Gołąbki [ɡɔˈwɔmpki] are a form of cabbage rolls or stuffed peppers. They are a traditional Polish dish made from lightly boiled cabbage leaves and/or peppers, which are wrapped in a parcel-like manner around minced pork or beef, chopped onions and/or rice or barley; baked in a casserole dish in a tomato sauce.
Gołąbki is the plural of gołąbek, the diminutive of gołąb, meaning "pigeon". This refers to the shape of the roll; none of the ingredients have any connection with the pigeon meat known as squab.
Gołąbki are also referred to as golumpki, golabki, golumpkies or golumpkis. Similar Eastern European cabbage roll variations are called: holubky (Slovak), töltött káposzta (Hungarian), holubtsi (Ukrainian), golubtsy (Russian), balandėliai (Lithuanian), kohlrouladen (German) or sarma (Turkish loan-word, now commonly applied to some Southern Slavic versions of this dish, particularly in the Carpathian and Balkan regions.) Slovak immigrants to America called this dish "pigs in a blanket" or halupki.
Gołąbki rolls are usually fist-sized when fully stuffed or rolled. Spiced pork is sometimes used instead of, or in addition to, beef. There is an unverified story or myth that the Grand Duke of Lithuania and King of Poland Casimir IV Jagiellon fed his army with gołąbki before a key battle of the Thirteen Years' War outside of Marienburg Castle (Malbork) against the Teutonic Order around 1465. Polish rumor has it, that victory over the Teutonic Order was partially credited to strength of the hearty meal of gołąbki given to the allied Polish and Prussian troops. The castle was not conquered, though, but turned over later.
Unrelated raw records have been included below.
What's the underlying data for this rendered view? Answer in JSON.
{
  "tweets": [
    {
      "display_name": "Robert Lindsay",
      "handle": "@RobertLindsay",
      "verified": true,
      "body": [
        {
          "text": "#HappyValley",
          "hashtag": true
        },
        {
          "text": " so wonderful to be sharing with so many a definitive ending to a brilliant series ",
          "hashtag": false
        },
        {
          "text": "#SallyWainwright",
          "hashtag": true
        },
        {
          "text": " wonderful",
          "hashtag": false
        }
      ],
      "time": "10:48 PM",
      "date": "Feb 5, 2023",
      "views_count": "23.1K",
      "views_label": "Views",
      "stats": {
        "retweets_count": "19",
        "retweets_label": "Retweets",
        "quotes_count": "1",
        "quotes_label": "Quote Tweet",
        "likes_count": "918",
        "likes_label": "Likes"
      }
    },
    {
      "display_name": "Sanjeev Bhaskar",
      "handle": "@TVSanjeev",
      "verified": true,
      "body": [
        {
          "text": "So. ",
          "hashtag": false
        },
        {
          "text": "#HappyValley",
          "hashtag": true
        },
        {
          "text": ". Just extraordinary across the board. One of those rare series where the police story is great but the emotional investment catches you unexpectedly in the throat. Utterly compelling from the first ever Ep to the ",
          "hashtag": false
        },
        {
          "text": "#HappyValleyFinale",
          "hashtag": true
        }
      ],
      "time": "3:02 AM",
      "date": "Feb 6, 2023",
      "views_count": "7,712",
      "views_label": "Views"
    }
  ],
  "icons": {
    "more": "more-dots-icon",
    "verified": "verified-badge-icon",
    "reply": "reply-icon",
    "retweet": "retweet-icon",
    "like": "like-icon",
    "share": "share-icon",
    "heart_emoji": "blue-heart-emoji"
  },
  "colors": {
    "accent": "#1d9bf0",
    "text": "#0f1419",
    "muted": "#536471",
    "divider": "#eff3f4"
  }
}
In Jewish cuisine this dish is known as "holishkes" (a Yiddish word), originating in Eastern Europe, the traditional Jewish cabbage roll dish, served at Sukkot.
The dish also exists in Sweden, probably brought from Turkey, and are called "kåldolmar" (from Turkish dolma). They're traditionally eaten with Lingonberry preserves (lingonsylt or rårörda lingon), broth and potatoes.